Arrays and Lists in SQL Server

The Short Version

An SQL text by Erland Sommarskog, SQL Server MVP. Latest Revision 2021-02-27.
Copyright applies to this text. See here for font conventions used in this article.

Introduction

This is a short article directed to readers with a limited experience of SQL Server programming that discusses how to handle a list of values delimited by commas or some other separator. There is an accompanying article, Arrays and Lists in SQL Server, The Long Version, which includes many more ways to crack lists in to tables – and you could argue too many. This longer article is intended for an audience with a little more experience.
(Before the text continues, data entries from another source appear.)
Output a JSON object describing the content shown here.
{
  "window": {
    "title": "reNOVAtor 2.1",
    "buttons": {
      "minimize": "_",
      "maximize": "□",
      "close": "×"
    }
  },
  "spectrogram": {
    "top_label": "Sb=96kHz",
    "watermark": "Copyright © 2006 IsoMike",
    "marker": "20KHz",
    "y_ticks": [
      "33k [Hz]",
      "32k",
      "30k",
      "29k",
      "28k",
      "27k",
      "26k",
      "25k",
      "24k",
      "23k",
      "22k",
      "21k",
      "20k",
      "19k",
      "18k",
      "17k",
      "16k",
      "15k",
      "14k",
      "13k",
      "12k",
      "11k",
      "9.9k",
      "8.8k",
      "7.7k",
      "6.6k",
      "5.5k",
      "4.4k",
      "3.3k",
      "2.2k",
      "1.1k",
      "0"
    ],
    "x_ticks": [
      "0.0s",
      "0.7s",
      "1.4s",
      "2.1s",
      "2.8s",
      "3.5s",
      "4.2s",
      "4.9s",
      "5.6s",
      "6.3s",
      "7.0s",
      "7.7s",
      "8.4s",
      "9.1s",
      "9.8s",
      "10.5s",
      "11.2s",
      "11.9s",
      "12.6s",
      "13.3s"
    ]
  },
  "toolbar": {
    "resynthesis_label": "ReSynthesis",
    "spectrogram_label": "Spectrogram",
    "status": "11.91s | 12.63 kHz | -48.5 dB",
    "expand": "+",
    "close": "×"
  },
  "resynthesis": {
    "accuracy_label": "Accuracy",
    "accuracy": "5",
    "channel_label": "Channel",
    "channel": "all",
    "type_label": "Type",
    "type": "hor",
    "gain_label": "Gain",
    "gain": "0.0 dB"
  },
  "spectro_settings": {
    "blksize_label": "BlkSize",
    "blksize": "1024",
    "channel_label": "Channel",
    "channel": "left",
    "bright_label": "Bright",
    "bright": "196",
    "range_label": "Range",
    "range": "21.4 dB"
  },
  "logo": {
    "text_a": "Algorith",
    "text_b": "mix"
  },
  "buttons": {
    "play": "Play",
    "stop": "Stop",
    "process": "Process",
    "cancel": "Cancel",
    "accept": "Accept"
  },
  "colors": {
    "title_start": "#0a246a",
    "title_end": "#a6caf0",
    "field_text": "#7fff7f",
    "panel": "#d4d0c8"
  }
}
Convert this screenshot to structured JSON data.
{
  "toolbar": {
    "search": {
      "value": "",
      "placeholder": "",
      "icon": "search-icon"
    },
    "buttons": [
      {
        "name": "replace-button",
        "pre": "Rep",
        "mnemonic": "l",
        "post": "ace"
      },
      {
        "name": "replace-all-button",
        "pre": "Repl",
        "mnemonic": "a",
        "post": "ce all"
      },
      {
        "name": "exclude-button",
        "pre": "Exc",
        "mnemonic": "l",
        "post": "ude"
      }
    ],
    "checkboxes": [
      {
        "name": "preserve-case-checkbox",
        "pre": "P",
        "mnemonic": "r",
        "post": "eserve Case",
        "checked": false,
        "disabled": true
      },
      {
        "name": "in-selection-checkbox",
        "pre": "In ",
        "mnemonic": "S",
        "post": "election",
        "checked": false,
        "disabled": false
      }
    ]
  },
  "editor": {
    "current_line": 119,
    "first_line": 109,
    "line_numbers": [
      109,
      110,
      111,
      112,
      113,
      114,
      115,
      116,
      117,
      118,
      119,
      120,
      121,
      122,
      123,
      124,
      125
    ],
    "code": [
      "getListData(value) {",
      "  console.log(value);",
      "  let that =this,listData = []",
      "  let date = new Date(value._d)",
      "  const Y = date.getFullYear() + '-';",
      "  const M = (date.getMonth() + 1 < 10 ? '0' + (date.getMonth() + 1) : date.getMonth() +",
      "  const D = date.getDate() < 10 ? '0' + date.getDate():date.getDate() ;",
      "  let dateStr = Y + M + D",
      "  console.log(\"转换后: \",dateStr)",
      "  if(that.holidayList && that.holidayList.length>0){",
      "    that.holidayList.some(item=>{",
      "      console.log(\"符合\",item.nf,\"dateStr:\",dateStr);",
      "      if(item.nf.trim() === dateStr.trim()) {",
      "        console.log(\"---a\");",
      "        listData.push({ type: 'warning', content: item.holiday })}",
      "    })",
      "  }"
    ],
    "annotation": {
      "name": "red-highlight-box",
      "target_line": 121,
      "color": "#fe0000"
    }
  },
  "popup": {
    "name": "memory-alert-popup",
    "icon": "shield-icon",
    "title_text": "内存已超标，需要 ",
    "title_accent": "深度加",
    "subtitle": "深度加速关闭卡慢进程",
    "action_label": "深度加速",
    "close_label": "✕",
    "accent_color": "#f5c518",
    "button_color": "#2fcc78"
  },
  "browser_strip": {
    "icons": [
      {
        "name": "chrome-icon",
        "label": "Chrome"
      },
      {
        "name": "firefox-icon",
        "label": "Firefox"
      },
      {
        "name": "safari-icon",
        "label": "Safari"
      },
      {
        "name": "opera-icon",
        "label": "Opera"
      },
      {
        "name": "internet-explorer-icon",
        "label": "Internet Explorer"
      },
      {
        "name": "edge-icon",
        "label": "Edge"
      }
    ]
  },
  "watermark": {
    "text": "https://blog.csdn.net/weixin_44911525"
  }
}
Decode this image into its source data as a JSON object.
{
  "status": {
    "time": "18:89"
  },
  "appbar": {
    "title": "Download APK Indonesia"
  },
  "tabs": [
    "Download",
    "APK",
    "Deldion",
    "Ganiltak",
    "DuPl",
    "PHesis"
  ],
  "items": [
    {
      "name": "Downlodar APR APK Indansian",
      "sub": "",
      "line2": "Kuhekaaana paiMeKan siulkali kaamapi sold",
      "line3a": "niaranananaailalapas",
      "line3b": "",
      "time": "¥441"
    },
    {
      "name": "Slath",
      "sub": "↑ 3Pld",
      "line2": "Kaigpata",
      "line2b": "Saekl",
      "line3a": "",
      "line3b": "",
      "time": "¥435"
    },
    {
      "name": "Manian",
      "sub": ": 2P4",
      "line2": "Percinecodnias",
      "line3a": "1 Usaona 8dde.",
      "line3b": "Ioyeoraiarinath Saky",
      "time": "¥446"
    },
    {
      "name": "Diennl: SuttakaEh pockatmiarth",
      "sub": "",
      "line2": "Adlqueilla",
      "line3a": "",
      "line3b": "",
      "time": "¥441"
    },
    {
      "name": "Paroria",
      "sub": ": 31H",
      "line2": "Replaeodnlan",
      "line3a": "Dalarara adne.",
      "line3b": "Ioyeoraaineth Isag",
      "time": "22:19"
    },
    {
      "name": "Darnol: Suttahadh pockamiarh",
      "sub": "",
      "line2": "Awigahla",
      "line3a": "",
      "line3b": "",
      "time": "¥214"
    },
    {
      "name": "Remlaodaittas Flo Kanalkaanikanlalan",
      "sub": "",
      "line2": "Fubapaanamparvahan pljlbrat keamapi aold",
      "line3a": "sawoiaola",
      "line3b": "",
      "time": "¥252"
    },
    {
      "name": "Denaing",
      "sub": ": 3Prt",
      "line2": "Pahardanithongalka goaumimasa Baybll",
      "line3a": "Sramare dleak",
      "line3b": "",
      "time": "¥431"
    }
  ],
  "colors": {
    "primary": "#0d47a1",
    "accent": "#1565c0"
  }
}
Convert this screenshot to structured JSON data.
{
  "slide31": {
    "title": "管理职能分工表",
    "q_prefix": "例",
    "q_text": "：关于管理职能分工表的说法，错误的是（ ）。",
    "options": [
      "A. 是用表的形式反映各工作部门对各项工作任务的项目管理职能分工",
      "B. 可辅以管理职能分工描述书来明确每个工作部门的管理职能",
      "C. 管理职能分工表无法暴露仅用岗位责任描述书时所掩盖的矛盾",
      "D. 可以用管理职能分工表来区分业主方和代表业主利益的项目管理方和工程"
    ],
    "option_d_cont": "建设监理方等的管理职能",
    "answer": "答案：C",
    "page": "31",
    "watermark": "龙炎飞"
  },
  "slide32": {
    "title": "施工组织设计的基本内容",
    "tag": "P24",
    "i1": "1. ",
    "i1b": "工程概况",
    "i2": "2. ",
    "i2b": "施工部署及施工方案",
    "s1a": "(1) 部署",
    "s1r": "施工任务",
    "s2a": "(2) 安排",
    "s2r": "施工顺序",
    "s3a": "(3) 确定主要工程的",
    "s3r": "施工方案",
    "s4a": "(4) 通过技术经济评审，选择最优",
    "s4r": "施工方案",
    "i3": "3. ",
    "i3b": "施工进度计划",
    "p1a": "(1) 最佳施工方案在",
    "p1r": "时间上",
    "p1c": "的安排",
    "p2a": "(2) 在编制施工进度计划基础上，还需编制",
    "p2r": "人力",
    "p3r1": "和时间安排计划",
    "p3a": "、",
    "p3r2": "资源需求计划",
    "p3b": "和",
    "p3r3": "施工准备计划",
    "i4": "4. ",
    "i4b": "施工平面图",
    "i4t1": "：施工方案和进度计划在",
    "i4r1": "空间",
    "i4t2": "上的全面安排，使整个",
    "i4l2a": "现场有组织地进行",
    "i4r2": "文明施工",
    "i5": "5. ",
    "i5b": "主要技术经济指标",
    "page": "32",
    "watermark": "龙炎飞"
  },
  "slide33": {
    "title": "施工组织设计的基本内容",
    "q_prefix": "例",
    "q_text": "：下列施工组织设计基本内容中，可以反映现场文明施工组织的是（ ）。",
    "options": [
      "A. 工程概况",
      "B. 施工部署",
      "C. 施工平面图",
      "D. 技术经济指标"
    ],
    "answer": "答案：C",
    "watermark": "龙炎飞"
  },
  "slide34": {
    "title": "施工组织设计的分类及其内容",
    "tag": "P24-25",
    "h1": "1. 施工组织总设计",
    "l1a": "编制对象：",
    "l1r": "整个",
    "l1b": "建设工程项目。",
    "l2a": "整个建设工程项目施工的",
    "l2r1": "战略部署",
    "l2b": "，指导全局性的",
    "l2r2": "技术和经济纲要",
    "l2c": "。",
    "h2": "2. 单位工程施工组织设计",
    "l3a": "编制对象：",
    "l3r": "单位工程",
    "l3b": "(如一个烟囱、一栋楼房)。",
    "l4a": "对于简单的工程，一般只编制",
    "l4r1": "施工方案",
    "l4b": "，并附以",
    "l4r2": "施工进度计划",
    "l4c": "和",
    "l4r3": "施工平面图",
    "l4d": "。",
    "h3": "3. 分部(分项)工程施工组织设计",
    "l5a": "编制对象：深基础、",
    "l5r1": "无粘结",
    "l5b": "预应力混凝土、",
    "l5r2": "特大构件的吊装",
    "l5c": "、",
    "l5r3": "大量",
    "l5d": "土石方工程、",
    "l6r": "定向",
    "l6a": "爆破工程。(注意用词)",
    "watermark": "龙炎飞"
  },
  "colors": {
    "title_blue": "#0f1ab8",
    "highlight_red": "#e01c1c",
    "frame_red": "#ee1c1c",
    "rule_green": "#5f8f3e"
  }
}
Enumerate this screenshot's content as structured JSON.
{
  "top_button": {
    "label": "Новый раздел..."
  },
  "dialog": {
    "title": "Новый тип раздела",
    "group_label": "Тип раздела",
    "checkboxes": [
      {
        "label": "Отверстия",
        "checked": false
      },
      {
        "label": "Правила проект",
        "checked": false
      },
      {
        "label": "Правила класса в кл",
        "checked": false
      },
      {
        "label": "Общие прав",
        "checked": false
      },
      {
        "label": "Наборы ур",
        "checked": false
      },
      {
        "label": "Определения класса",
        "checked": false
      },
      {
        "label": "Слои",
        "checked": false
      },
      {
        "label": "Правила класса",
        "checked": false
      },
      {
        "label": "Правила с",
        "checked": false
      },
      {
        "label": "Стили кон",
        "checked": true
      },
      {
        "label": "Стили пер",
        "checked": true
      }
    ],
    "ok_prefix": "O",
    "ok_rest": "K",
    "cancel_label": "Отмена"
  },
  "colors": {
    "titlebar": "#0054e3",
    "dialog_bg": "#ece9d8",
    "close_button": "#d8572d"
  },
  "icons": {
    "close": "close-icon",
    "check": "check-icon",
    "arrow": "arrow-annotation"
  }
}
Most likely, this short story should tell you all you need, but in a few places I will refer to the longer article for users with special needs.

Table of Contents

Introduction

The IN Misconception

How to Handle the List

Table-Valued Parameters

string_split – The Built-in Solution

Two Simple Multi-Statement Functions

What If You Cannot Use a Function?

An Anti-Pattern

Delimited Lists in a Table Column

Performance Tip

Revision History

The IN Misconception

I frequently see people in the SQL forums asking why does this not work?

DECLARE @list varchar(23) = '1,2,3,4'
SELECT ...FROM tbl WHERE col IN (@list)

The answer is that it does work: just look at this:

CREATE TABLE #test (id   int         NOT NULL,
                    col varchar(23)  NOT NULL)
INSERT #test(id, col)
   VALUES(1, 'Something'), (2, '1,2,3,4'), (3, 'Anything')
DECLARE @list varchar(23) = '1,2,3,4'
SELECT id FROM #test WHERE col IN (@list)

The SELECT returns the row with id = 2, not the others.

People who ask why IN does not work have a misconception about IN. IN is not a function. IN is an operator and the expression

col IN (val1, val2, val3, ...) 

is simply a shortcut for:

col = val1 OR col = val2 OR col = val3 OR ...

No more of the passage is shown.